Graphs - Tutor Notes

Why use this interactivity?

The Graphs interactivity has been designed to provide an environment in which students can tackle a wide range of problems, and in which they can also pose and try to answer their own questions. There is enough flexibility that questions on a range of topics in the area of graphs and networks can be investigated.

One of the attractive features of this area of mathematics is that many interesting questions can be asked and answered without needing to know much about the theory.
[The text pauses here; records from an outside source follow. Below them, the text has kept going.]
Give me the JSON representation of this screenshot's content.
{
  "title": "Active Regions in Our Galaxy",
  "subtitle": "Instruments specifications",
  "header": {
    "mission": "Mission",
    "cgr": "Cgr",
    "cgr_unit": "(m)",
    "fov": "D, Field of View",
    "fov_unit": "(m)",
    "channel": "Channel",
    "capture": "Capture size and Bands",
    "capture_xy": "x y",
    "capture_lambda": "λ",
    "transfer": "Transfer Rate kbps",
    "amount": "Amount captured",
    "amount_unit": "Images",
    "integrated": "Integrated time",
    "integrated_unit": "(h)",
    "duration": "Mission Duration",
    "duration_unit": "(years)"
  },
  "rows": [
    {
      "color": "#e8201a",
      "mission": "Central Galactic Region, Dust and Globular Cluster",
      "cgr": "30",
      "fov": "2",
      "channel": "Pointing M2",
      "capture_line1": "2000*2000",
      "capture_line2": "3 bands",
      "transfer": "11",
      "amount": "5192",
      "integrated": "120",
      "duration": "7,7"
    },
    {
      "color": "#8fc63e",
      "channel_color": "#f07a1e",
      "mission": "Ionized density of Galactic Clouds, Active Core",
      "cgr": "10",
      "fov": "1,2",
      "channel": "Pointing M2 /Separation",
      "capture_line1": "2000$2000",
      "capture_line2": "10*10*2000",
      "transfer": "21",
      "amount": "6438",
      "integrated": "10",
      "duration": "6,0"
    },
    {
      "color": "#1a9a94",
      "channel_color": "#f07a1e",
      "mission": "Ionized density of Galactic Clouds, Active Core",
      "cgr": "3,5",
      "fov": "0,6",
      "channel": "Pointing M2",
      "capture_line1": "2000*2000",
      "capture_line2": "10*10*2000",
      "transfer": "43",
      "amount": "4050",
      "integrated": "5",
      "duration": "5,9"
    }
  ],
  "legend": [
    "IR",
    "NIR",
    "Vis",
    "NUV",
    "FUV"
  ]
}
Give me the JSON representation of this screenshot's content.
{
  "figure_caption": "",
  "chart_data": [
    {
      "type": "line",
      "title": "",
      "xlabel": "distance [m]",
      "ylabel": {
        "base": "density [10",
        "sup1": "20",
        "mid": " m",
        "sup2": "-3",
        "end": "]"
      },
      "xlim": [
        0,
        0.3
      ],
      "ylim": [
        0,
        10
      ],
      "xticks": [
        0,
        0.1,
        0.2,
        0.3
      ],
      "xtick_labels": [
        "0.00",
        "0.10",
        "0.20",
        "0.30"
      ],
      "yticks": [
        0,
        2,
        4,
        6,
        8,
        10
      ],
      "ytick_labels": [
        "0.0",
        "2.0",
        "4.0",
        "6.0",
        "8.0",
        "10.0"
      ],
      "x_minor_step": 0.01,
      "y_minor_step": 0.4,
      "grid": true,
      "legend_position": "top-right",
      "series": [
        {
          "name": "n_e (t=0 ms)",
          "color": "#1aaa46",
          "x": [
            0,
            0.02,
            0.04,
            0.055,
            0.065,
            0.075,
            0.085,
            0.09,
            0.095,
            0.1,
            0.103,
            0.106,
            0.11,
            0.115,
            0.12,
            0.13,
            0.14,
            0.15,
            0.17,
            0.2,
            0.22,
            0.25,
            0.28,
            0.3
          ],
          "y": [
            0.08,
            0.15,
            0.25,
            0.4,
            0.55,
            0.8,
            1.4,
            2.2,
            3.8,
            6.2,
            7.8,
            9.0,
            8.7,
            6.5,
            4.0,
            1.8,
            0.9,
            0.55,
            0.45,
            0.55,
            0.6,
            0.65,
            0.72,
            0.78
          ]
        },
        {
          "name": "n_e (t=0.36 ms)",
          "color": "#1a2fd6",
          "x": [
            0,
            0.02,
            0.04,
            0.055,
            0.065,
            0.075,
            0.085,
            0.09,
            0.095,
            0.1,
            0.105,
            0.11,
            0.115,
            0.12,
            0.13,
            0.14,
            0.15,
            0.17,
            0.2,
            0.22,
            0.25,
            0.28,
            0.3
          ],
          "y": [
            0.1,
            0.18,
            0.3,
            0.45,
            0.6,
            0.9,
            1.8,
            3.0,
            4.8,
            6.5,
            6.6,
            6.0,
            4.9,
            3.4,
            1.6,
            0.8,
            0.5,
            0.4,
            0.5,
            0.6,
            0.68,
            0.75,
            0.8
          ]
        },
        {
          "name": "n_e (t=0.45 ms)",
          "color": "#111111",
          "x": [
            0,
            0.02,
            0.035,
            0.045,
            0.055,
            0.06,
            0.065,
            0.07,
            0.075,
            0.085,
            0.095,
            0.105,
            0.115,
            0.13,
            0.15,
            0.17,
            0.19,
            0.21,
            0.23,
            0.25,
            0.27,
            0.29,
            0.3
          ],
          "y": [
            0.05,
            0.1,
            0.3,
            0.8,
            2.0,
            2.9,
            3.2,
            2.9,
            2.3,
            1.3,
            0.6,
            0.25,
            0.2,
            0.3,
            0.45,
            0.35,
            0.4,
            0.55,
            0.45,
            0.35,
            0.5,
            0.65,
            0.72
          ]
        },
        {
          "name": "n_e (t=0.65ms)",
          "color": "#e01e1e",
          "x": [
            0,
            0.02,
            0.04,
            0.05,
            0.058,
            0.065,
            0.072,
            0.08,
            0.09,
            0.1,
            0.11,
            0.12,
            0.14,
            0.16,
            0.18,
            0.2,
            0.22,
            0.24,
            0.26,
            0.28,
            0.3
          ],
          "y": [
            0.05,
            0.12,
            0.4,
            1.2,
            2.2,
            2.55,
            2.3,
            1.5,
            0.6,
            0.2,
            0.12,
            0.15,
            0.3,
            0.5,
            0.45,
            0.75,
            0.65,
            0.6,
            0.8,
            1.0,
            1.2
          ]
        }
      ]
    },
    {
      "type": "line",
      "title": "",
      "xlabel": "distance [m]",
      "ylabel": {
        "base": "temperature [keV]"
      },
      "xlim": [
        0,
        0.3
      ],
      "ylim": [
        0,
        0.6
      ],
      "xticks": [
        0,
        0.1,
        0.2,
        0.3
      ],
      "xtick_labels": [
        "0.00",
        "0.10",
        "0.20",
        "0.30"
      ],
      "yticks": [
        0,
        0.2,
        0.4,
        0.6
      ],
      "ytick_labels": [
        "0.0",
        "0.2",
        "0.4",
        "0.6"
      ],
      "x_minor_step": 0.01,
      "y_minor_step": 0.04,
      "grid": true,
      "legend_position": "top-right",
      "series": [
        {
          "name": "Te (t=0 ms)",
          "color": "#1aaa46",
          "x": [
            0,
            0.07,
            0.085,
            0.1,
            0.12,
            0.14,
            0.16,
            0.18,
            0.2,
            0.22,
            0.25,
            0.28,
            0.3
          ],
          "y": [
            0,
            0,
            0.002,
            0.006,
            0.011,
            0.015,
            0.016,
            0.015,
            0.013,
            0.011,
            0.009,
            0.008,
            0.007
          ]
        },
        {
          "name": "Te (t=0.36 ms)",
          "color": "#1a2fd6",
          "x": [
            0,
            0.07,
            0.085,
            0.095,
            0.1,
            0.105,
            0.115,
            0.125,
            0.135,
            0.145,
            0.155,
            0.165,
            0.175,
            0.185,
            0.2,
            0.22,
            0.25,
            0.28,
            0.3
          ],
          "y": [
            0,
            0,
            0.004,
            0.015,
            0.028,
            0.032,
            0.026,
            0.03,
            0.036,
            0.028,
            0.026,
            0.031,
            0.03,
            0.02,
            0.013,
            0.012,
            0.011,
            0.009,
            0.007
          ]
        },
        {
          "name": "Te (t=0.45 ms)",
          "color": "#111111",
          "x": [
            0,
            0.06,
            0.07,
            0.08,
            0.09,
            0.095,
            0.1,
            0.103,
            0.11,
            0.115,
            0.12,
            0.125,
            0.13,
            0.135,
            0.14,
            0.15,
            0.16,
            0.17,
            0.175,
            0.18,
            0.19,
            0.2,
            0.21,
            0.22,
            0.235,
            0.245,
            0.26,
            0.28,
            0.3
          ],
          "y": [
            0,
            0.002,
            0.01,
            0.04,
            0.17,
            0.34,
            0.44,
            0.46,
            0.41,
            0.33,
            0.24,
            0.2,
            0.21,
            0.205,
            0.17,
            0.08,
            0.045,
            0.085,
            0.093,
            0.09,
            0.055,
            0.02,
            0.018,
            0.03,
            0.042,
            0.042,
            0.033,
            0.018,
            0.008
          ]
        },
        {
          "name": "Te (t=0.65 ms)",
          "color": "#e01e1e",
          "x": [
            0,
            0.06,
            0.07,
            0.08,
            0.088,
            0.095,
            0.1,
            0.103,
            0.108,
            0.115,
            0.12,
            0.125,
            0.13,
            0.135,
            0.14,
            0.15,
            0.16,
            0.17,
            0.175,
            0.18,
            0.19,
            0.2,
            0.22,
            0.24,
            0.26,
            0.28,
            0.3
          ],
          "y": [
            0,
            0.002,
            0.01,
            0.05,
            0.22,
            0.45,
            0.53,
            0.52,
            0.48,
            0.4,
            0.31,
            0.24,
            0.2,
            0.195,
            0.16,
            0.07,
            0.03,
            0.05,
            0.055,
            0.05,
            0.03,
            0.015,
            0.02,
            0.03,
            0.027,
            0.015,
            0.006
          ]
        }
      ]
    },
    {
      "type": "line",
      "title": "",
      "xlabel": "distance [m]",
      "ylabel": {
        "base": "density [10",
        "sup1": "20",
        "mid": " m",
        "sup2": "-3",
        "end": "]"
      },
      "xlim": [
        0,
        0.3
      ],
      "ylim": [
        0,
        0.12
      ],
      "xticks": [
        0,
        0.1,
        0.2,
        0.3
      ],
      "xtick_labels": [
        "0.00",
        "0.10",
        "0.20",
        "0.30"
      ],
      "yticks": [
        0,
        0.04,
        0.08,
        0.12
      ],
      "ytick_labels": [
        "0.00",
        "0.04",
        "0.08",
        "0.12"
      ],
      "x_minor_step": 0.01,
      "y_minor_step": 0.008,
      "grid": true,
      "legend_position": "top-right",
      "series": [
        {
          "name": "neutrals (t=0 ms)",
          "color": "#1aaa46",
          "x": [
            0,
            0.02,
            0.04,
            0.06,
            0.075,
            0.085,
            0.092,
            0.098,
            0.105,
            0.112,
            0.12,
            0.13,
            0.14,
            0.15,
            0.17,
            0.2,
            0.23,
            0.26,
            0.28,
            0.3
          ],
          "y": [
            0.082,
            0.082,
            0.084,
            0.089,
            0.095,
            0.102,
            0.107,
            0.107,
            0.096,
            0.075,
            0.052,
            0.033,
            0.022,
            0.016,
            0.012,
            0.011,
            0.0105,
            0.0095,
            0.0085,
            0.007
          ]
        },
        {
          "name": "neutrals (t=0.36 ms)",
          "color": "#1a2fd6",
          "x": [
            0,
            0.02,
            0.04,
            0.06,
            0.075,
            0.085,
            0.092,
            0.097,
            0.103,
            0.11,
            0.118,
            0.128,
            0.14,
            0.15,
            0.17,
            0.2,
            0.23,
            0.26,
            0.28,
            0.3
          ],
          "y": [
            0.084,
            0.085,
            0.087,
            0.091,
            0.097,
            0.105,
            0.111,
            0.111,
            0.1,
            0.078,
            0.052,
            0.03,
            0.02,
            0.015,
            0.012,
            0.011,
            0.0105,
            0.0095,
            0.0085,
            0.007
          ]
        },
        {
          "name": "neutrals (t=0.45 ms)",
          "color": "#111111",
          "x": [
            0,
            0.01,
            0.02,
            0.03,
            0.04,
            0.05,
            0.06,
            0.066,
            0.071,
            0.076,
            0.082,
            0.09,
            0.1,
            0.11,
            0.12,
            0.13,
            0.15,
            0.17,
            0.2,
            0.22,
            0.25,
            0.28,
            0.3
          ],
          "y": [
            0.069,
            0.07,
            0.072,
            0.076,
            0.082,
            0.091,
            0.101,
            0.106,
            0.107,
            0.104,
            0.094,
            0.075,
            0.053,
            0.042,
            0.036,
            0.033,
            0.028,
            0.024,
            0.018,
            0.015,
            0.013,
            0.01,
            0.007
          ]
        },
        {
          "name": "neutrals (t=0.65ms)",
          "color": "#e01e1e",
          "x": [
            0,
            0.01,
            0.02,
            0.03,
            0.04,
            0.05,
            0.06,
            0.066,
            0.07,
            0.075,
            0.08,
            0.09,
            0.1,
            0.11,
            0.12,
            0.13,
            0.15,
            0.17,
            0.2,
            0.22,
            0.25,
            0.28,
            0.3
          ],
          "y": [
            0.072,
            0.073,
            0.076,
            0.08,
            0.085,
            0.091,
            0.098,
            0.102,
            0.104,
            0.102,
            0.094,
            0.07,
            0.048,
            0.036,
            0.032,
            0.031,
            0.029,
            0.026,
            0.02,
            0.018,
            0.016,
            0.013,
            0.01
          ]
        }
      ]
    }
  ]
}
This makes it ideally suited for problem solving for a wide variety of students (of a range of ages and levels of mathematical experience).

Possible approaches

Students could be given one or more questions or starting points for exploration, and could be encouraged to use the interactivity to develop their own examples to help with making conjectures and finding answers.

Here are some examples of possible questions:

• Let G be a graph with vertices x₁, x₂, …, x_n, with degrees d(x₁), d(x₂), …, d(x_n) respectively. Find (with proof) an expression for d(x₁) + d(x₂) + … + d(x_n) in terms of e(G).
• If a graph is not connected, must its complement be connected?
• Can each vertex of a finite graph have a different degree?
• For each of the following statements, decide whether it is true, and give a proof or counterexample as appropriate:
  • Let G be a graph whose edge set can be partitioned into cycles. Then every vertex has even degree.
  • Let G be a graph where every vertex has even degree. Then its edge set can be partitioned into cycles.
  • Let G be a connected graph. Is there necessarily a vertex so that G - x (that is, the graph with the vertex and its adjoining edges removed) is connected? Are there necessarily two distinct vertices x and y so that both G - x and G - y are connected? Are there necessarily three vertices x, y and z so that G - x, G - y and G - z are all connected? And so on!
• Concentrate just on planar graphs. Can you find a relationship between the numbers of vertices, edges and faces? Can you prove that your relationship always holds?
• Can you find an easy way to tell whether or not a graph has an Eulerian circuit? Can you justify why your criterion works?
• Concentrate just on bipartite graphs. Can you find a good way to tell whether or not there is a matching in a bipartite graph? Can you justify why your condition is both necessary and sufficient?

Related problems

There are several problems on NRICH that could be tackled using the interactivity to generate examples. These include Tree Graphs, Maximum Flow and Pattern of Islands.